1. Admirer une île grandeur nature
© Richard Bouhet/AFP

Paradis du tourisme vert et des amateurs
de marche, le cirque de Mafate et ses
centaines de kilomètres de sentiers balisés.
C'était la bonne nouvelle de l'année passée. Le 6 mars 2007, quelques jours après celui de Guyane, le neuvième parc national français était créé à la Réunion, avec 42% de son territoire protégé. Principalement dans les «hauts», centre montagneux de l'île avec les cirques de Salazie, de Mafate et de Cilaos, le piton de la Fournaise et les hautes plaines qui en font un paradis du tourisme vert. De la forêt de bois de couleur aux landes d'altitude tapissées de bruyères, les passionnés de nature y trouveront leur compte, car, contrairement aux autres îles des Mascareignes (Maurice et Rodrigues), la Réunion a pu conserver une grande partie de sa végétation originelle. Vanille, capucine, flamboyant, vacoa, tamarin, bois de perroquet, queue de poisson... A Saint-Philippe, le jardin des Parfums et des Epices recense quelque 1 500 espèces qui offrent un aperçu pédagogique de la richesse végétale de l'île.

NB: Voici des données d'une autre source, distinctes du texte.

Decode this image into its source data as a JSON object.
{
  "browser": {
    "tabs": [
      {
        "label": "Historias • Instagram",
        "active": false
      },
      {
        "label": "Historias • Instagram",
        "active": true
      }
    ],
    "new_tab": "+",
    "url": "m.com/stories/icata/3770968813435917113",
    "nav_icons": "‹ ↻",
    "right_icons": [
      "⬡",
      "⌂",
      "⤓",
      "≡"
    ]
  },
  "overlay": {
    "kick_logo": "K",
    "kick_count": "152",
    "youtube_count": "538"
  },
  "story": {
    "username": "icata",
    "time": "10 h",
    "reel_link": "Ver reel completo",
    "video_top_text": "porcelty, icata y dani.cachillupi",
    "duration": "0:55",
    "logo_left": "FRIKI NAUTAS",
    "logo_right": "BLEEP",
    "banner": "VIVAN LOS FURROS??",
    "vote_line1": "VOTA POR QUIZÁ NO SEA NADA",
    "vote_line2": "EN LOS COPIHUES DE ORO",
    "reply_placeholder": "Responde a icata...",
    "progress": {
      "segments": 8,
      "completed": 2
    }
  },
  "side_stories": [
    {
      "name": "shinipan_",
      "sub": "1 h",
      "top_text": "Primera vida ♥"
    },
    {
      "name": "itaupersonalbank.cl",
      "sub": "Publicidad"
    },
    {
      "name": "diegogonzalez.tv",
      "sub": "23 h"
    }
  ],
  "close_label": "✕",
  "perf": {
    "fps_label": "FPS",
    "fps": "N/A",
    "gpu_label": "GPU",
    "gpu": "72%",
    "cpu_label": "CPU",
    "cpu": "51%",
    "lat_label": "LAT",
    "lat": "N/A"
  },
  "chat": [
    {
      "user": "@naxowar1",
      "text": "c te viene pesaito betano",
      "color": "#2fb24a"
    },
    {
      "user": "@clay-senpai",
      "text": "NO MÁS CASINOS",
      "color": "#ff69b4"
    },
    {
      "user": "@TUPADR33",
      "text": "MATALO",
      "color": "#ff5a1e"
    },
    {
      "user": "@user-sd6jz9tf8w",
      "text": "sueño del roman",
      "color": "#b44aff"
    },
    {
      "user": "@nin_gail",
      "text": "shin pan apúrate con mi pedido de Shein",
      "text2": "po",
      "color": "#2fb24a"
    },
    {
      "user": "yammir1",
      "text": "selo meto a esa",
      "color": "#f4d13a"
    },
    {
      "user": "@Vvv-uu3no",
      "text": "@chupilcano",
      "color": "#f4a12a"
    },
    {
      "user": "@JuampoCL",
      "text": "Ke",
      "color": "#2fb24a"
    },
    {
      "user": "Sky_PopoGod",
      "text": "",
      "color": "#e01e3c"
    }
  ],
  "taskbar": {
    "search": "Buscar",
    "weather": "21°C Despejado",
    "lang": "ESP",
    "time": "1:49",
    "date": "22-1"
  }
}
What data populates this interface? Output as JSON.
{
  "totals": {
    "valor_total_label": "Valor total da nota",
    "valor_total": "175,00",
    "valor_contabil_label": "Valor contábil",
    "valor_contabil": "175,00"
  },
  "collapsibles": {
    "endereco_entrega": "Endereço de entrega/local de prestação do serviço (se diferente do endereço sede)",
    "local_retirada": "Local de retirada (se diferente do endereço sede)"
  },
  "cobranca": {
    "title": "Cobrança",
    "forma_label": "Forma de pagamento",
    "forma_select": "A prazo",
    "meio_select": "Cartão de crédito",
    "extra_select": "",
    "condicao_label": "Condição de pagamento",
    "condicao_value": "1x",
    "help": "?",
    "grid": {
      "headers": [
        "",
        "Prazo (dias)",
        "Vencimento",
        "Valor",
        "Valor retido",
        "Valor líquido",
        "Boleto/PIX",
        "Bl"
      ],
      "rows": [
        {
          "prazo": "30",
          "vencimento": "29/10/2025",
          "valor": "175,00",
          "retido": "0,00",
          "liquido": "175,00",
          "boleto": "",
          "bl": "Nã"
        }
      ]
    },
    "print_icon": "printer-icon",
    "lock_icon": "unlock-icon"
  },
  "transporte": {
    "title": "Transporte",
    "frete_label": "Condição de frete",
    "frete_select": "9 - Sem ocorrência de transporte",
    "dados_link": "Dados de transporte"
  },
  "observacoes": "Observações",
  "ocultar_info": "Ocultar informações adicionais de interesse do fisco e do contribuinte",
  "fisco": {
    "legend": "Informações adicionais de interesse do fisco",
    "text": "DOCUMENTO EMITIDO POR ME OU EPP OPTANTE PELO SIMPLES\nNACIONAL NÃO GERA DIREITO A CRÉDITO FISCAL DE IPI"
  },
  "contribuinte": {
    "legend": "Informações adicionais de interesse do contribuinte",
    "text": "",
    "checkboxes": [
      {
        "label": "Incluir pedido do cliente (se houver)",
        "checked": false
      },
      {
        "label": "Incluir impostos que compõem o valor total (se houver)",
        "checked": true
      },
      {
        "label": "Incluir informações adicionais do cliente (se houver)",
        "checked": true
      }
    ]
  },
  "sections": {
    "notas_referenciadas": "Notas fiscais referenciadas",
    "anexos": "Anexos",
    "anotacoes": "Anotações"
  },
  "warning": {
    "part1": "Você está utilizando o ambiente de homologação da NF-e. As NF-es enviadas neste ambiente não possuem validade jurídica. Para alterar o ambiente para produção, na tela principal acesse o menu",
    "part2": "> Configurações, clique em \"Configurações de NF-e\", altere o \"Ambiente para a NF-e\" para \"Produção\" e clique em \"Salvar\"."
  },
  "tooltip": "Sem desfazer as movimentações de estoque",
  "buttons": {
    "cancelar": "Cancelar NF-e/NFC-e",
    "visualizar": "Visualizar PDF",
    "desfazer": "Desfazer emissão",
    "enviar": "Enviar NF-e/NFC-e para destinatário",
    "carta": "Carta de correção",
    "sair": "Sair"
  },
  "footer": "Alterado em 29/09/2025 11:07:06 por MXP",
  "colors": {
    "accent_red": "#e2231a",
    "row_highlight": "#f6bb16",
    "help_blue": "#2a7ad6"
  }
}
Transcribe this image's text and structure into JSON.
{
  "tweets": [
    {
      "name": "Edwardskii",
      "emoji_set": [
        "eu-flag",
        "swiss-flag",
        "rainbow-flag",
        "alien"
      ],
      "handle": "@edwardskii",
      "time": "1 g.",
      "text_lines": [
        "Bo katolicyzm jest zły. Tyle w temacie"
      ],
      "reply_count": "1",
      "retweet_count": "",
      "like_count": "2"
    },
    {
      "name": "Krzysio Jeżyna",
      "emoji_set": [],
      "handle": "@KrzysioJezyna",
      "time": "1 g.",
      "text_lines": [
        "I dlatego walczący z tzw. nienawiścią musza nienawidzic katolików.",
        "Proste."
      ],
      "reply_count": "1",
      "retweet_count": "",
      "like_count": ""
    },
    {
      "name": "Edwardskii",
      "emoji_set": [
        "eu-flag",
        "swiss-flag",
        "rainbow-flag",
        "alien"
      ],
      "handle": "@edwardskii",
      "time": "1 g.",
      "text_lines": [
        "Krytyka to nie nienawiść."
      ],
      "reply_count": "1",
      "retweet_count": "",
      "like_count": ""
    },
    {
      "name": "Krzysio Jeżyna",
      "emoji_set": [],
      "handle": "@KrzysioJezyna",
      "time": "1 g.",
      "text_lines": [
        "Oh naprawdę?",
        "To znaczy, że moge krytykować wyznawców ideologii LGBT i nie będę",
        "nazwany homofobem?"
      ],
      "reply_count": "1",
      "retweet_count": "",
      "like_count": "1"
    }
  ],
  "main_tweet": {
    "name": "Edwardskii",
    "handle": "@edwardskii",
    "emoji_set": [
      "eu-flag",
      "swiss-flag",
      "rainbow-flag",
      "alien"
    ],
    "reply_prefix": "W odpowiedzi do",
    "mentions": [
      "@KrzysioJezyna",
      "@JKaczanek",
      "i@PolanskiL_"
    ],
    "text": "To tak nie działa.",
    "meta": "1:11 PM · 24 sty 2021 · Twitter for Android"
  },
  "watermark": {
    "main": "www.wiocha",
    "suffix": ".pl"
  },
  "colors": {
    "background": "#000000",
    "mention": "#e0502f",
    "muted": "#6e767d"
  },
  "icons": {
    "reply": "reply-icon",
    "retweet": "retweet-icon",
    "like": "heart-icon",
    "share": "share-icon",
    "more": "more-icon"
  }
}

2. Découvrir la diversité des cultures
Le Nouvel An chinois en février, Dipavali (la fête des lumières) en novembre... Les occasions de faire la fête sont aussi multiples que les origines des habitants de l'ancienne île Bourbon, où les premiers Français sont arrivés par la côte sous le vent en 1638. Cafres (Noirs), malbars (Indiens hindouistes), zarabes (Indiens musulmans), Chinois, Yabs (ou «petits Blancs») cohabitent dans une belle harmonie et un mix de cultures énergisant sur fond de maloya, rythme africain devenu la musique emblématique de la Réunion. En quittant Saint-Denis, en direction d'Hell-Bourg, on se laisse captiver par les divinités colorées des temples tamouls de Saint-André. Classé parmi les plus beaux villages de France, Hell-Bourg (station thermale jusqu'au cyclone de 1948 qui a envahi sa source) reste hors du temps avec ses cases créoles de «changement d'air» du xixe siècle, comme la maison Folio, dont le jardin abrite de nombreuses espèces endémiques de l'île.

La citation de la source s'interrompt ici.